I mention this because Chase’s work, for me, echoes such an intimacy. In Legs Legs Legs Legs (2015), two nude men splay their legs in mirroring poses, flexing their feet in a manner that makes them appear either lying down or squatting. As a black viewer, I immediately notice their hair. They look to have recently visited the barbershop. The man on the left likely sleeps in a wave cap. But what strikes me most is the artist’s use of freely painted geometric shapes to depict his subjects and the rooms they inhabit.
While frequenting Tumblr, some of the first works I saw from Chase portrayed the vogue ballroom scene, utilizing such shapes to evoke the precision, flexibility, and playful sensuality of the voguing dance form. I hesitate to describe this as a form of abstraction, but instead describe it as a portrayal of the sensorial impact of black creative performance production. Similarly,In Legs, shapes feel less like an exaggeration than an insistence on the acknowledgement of a queer social realm beyond that of exclusionary hook-up preferences and commercial simplification: a realm in which black men,wrestling with the terms of gender binarism and reveling in each other’s curves, gloriously and unashamedly exists.
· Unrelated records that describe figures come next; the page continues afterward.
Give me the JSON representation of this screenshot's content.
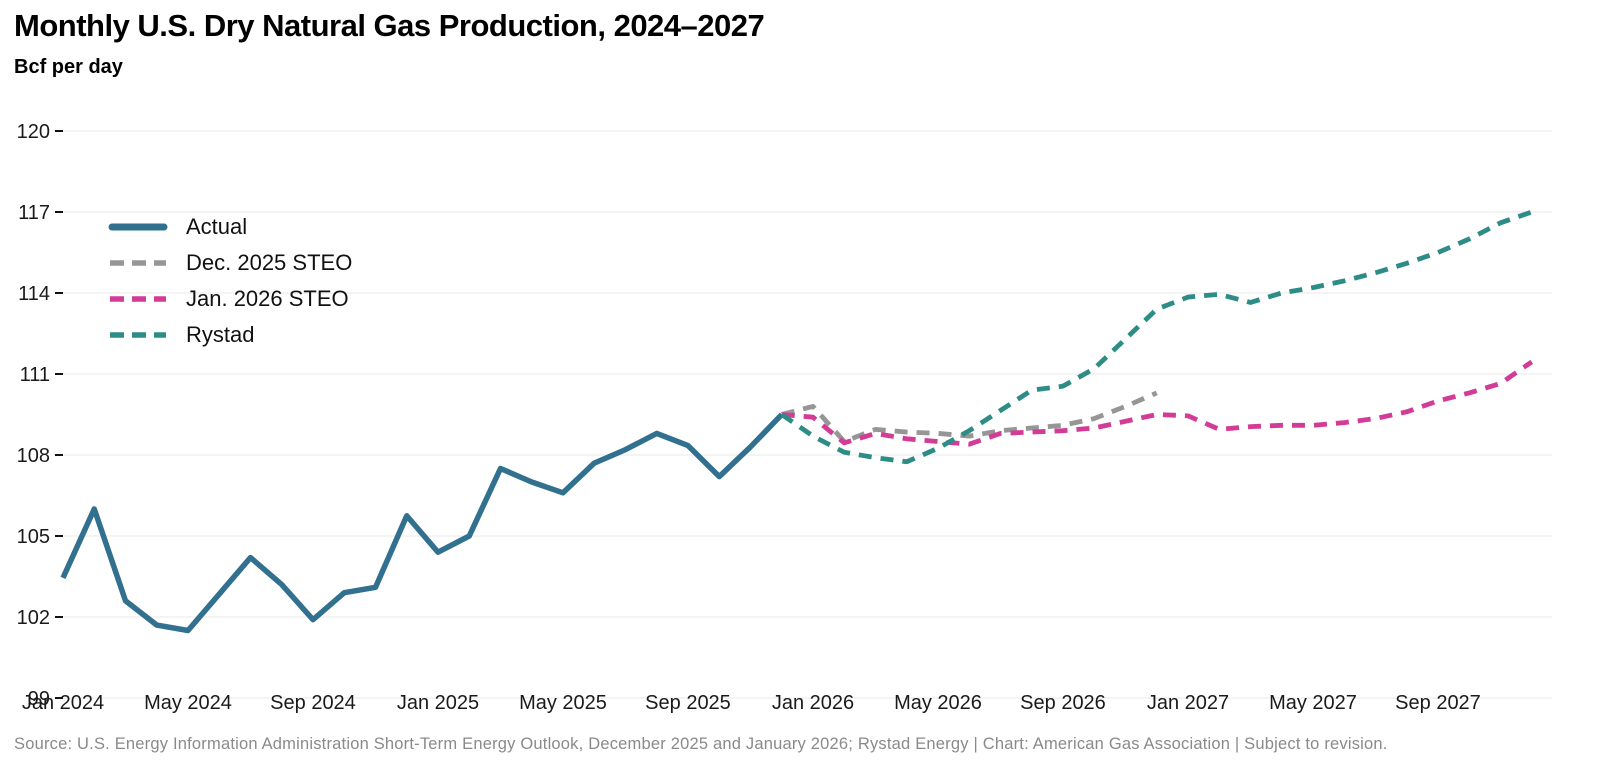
{
  "header": {
    "title": "Monthly U.S. Dry Natural Gas Production, 2024–2027",
    "subtitle": "Bcf per day"
  },
  "footer": {
    "source": "Source: U.S. Energy Information Administration Short-Term Energy Outlook, December 2025 and January 2026; Rystad Energy | Chart: American Gas Association | Subject to revision."
  },
  "chart_data": {
    "type": "line",
    "title": "Monthly U.S. Dry Natural Gas Production, 2024–2027",
    "ylabel": "Bcf per day",
    "xlabel": "",
    "ylim": [
      99,
      120
    ],
    "y_ticks": [
      99,
      102,
      105,
      108,
      111,
      114,
      117,
      120
    ],
    "grid": true,
    "legend_position": "upper-left-inside",
    "x_domain_months": [
      "Jan 2024",
      "Dec 2027"
    ],
    "x_ticks": [
      {
        "label": "Jan 2024",
        "m": 0
      },
      {
        "label": "May 2024",
        "m": 4
      },
      {
        "label": "Sep 2024",
        "m": 8
      },
      {
        "label": "Jan 2025",
        "m": 12
      },
      {
        "label": "May 2025",
        "m": 16
      },
      {
        "label": "Sep 2025",
        "m": 20
      },
      {
        "label": "Jan 2026",
        "m": 24
      },
      {
        "label": "May 2026",
        "m": 28
      },
      {
        "label": "Sep 2026",
        "m": 32
      },
      {
        "label": "Jan 2027",
        "m": 36
      },
      {
        "label": "May 2027",
        "m": 40
      },
      {
        "label": "Sep 2027",
        "m": 44
      }
    ],
    "series": [
      {
        "name": "Actual",
        "color": "#31708E",
        "style": "solid",
        "start_month": "Jan 2024",
        "start_index": 0,
        "values": [
          103.45,
          106.0,
          102.6,
          101.7,
          101.5,
          102.85,
          104.2,
          103.2,
          101.9,
          102.9,
          103.1,
          105.75,
          104.4,
          105.0,
          107.5,
          107.0,
          106.6,
          107.7,
          108.2,
          108.8,
          108.35,
          107.2,
          108.3,
          109.5
        ]
      },
      {
        "name": "Dec. 2025 STEO",
        "color": "#969696",
        "style": "dashed",
        "start_month": "Dec 2025",
        "start_index": 23,
        "values": [
          109.5,
          109.8,
          108.5,
          108.95,
          108.85,
          108.8,
          108.7,
          108.9,
          109.0,
          109.1,
          109.35,
          109.8,
          110.3
        ]
      },
      {
        "name": "Jan. 2026 STEO",
        "color": "#D23C96",
        "style": "dashed",
        "start_month": "Dec 2025",
        "start_index": 23,
        "values": [
          109.5,
          109.4,
          108.45,
          108.8,
          108.6,
          108.5,
          108.4,
          108.8,
          108.85,
          108.9,
          109.0,
          109.25,
          109.5,
          109.45,
          108.95,
          109.05,
          109.1,
          109.1,
          109.2,
          109.35,
          109.6,
          110.0,
          110.3,
          110.65,
          111.45
        ]
      },
      {
        "name": "Rystad",
        "color": "#2E8C86",
        "style": "dashed",
        "start_month": "Dec 2025",
        "start_index": 23,
        "values": [
          109.5,
          108.7,
          108.1,
          107.9,
          107.75,
          108.25,
          108.9,
          109.65,
          110.4,
          110.55,
          111.2,
          112.3,
          113.4,
          113.85,
          113.95,
          113.65,
          114.0,
          114.2,
          114.45,
          114.75,
          115.1,
          115.5,
          116.0,
          116.6,
          117.0
        ]
      }
    ]
  }
}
The work urges us to recognize.
In 3SUM (2016), Chase props the 72 x 60-inch canvas on a pair of his own sneakers. Music notes hover and give the scene a steady thump. Two men stack on all fours, one on top of the other. A third appears above them as a floating head and massive palm lifting a smoking joint to the man in the middle’s pouted lips, which form a thick red circle almost identical to that painted on his butt cheek. A similar red circle emphasizes the anuses of a black cat and tattooed man in another painting, At Trades Place (2017). In a number of works, we notice the limbs and genitals of multiple subjects blending together, intertwining, considerately disarranged like action figures misassembled.
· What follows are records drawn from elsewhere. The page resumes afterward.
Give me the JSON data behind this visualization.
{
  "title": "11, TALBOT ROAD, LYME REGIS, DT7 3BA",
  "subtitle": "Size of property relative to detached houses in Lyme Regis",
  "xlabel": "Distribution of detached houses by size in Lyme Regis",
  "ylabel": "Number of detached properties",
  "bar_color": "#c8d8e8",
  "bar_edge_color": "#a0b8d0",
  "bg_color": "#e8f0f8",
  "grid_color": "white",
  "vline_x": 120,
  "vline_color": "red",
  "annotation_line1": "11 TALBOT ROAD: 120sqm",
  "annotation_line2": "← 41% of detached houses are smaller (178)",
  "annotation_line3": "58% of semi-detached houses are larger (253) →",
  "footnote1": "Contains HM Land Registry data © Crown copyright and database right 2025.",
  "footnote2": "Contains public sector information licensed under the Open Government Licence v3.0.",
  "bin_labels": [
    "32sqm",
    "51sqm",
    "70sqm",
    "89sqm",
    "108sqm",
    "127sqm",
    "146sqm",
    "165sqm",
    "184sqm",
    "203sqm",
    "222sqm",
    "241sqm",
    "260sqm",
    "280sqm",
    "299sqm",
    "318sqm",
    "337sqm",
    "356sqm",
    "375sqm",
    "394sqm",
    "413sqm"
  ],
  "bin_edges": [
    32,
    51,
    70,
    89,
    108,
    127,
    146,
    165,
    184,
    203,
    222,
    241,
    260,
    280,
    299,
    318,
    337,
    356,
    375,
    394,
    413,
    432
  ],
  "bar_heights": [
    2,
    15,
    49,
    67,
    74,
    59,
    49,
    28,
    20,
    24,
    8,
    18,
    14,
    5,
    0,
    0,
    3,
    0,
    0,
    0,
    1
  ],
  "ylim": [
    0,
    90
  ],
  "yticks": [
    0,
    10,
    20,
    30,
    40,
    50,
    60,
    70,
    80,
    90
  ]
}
Thinking on this painterly jumble of bodies, I am reminded of some of my own experiences of contorting and twisting myself into positions that at once reinforce giver-receiver dichotomies and relieve the sexual urges that these dichotomies can satisfy. Chase’s layering, blending, and use of the circle to depict ass, lips, sphincter, and areolas pinpoints the emotional extremities of sexual arousal that render the seemingly vulgar comforting and gratifying. Chase pulls us into the parts of ourselves aroused by the wonderful nastiness and funk of our own bodies and others.
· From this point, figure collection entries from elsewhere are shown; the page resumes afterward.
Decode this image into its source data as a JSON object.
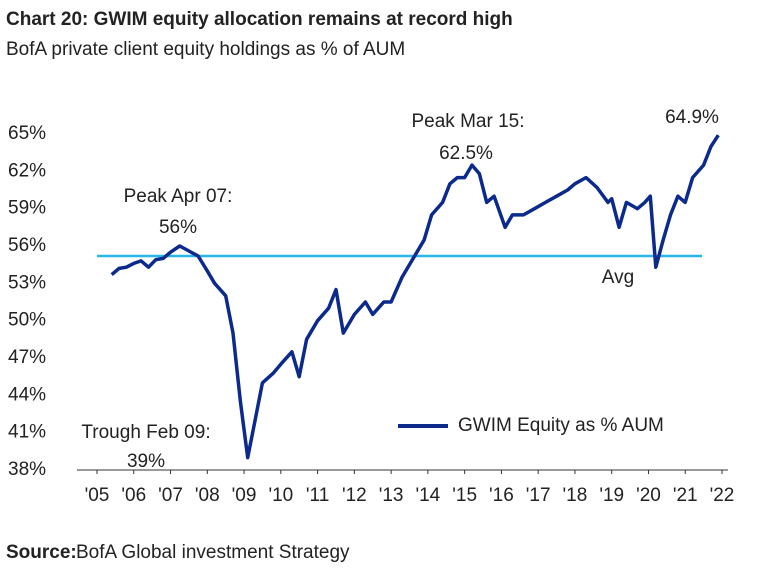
{
  "chart_data": {
    "type": "line",
    "title": "Chart 20: GWIM equity allocation remains at record high",
    "subtitle": "BofA private client equity holdings as % of AUM",
    "series": [
      {
        "name": "GWIM Equity as % AUM",
        "color": "#0b2a8c",
        "x": [
          2005.4,
          2005.6,
          2005.8,
          2006.0,
          2006.2,
          2006.4,
          2006.6,
          2006.8,
          2007.0,
          2007.25,
          2007.5,
          2007.75,
          2008.0,
          2008.2,
          2008.5,
          2008.7,
          2008.9,
          2009.1,
          2009.3,
          2009.5,
          2009.8,
          2010.0,
          2010.3,
          2010.5,
          2010.7,
          2011.0,
          2011.3,
          2011.5,
          2011.7,
          2012.0,
          2012.3,
          2012.5,
          2012.8,
          2013.0,
          2013.3,
          2013.6,
          2013.9,
          2014.1,
          2014.4,
          2014.6,
          2014.8,
          2015.0,
          2015.2,
          2015.4,
          2015.6,
          2015.8,
          2016.1,
          2016.3,
          2016.6,
          2016.9,
          2017.2,
          2017.5,
          2017.8,
          2018.0,
          2018.3,
          2018.6,
          2018.9,
          2019.0,
          2019.2,
          2019.4,
          2019.7,
          2019.9,
          2020.05,
          2020.2,
          2020.4,
          2020.6,
          2020.8,
          2021.0,
          2021.2,
          2021.5,
          2021.7,
          2021.9
        ],
        "values": [
          53.7,
          54.2,
          54.3,
          54.6,
          54.8,
          54.3,
          54.9,
          55.0,
          55.5,
          56.0,
          55.6,
          55.2,
          54.0,
          53.0,
          52.0,
          49.0,
          43.5,
          39.0,
          42.0,
          45.0,
          45.8,
          46.5,
          47.5,
          45.5,
          48.5,
          50.0,
          51.0,
          52.5,
          49.0,
          50.5,
          51.5,
          50.5,
          51.5,
          51.5,
          53.5,
          55.0,
          56.5,
          58.5,
          59.5,
          61.0,
          61.5,
          61.5,
          62.5,
          61.8,
          59.5,
          60.0,
          57.5,
          58.5,
          58.5,
          59.0,
          59.5,
          60.0,
          60.5,
          61.0,
          61.5,
          60.7,
          59.5,
          59.8,
          57.5,
          59.5,
          59.0,
          59.5,
          60.0,
          54.3,
          56.5,
          58.5,
          60.0,
          59.5,
          61.5,
          62.5,
          64.0,
          64.9
        ]
      }
    ],
    "average": {
      "value": 55.2,
      "label": "Avg",
      "color": "#29b6e8"
    },
    "annotations": [
      "Peak Apr 07:",
      "56%",
      "Peak Mar 15:",
      "62.5%",
      "64.9%",
      "Trough Feb 09:",
      "39%"
    ],
    "xlim": [
      2005,
      2022
    ],
    "xticks": [
      {
        "value": 2005,
        "label": "'05"
      },
      {
        "value": 2006,
        "label": "'06"
      },
      {
        "value": 2007,
        "label": "'07"
      },
      {
        "value": 2008,
        "label": "'08"
      },
      {
        "value": 2009,
        "label": "'09"
      },
      {
        "value": 2010,
        "label": "'10"
      },
      {
        "value": 2011,
        "label": "'11"
      },
      {
        "value": 2012,
        "label": "'12"
      },
      {
        "value": 2013,
        "label": "'13"
      },
      {
        "value": 2014,
        "label": "'14"
      },
      {
        "value": 2015,
        "label": "'15"
      },
      {
        "value": 2016,
        "label": "'16"
      },
      {
        "value": 2017,
        "label": "'17"
      },
      {
        "value": 2018,
        "label": "'18"
      },
      {
        "value": 2019,
        "label": "'19"
      },
      {
        "value": 2020,
        "label": "'20"
      },
      {
        "value": 2021,
        "label": "'21"
      },
      {
        "value": 2022,
        "label": "'22"
      }
    ],
    "ylim": [
      38,
      65
    ],
    "yticks": [
      {
        "value": 38,
        "label": "38%"
      },
      {
        "value": 41,
        "label": "41%"
      },
      {
        "value": 44,
        "label": "44%"
      },
      {
        "value": 47,
        "label": "47%"
      },
      {
        "value": 50,
        "label": "50%"
      },
      {
        "value": 53,
        "label": "53%"
      },
      {
        "value": 56,
        "label": "56%"
      },
      {
        "value": 59,
        "label": "59%"
      },
      {
        "value": 62,
        "label": "62%"
      },
      {
        "value": 65,
        "label": "65%"
      }
    ],
    "grid": false
  },
  "source": {
    "label": "Source:",
    "text": "BofA Global investment Strategy"
  }
}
While the work does not center in social media, I begin with an anecdote about Tumblr because Chase’s paintings point to ways social media has shifted our relationship to a medium that predates it. I do not think it is an overstatement to say that many of us more often see paintings on computer and smartphone screens than we do in person, and Chase understands this and the expectations set by an onslaught of meme generation and reception. He understands the validation in identifying with a meme when we realize that none of us are idiosyncratic alone. His paintings inch us toward confession acceptance.
For those of us part of the demographic that appear in these paintings, it is likely one of few times we have seen narratives like ours in an art gallery, let alone represented in media in a manner
that does not either conveniently overlook our sexual desires or reduce us to nothing more. Fitting, then, that I first encountered Chase’s work online, amongst a digital landscape where much content is user-generated, and thus users have a heavier hand in complicating normalcy. As online communities tighten, as their identities grow more specific and their interests more niche, hesitance toward openness often dissolves as the world and norms outside this small, comfortable space dissolve, too. Insularity allows conversations to deepen, bonds to
deepen, and the nuances that connect us to become more prominent when we exit this comfort, leaving our computers, our beds, our bedrooms to reenter the larger world. When I see Chase’s work I am reminded of this social straddling, and moments in which the unlearning of norms opened up new possibilities for living and loving with and among others. Chase’s paintings do not only feel like thoughtful representations, they feel like an embrace.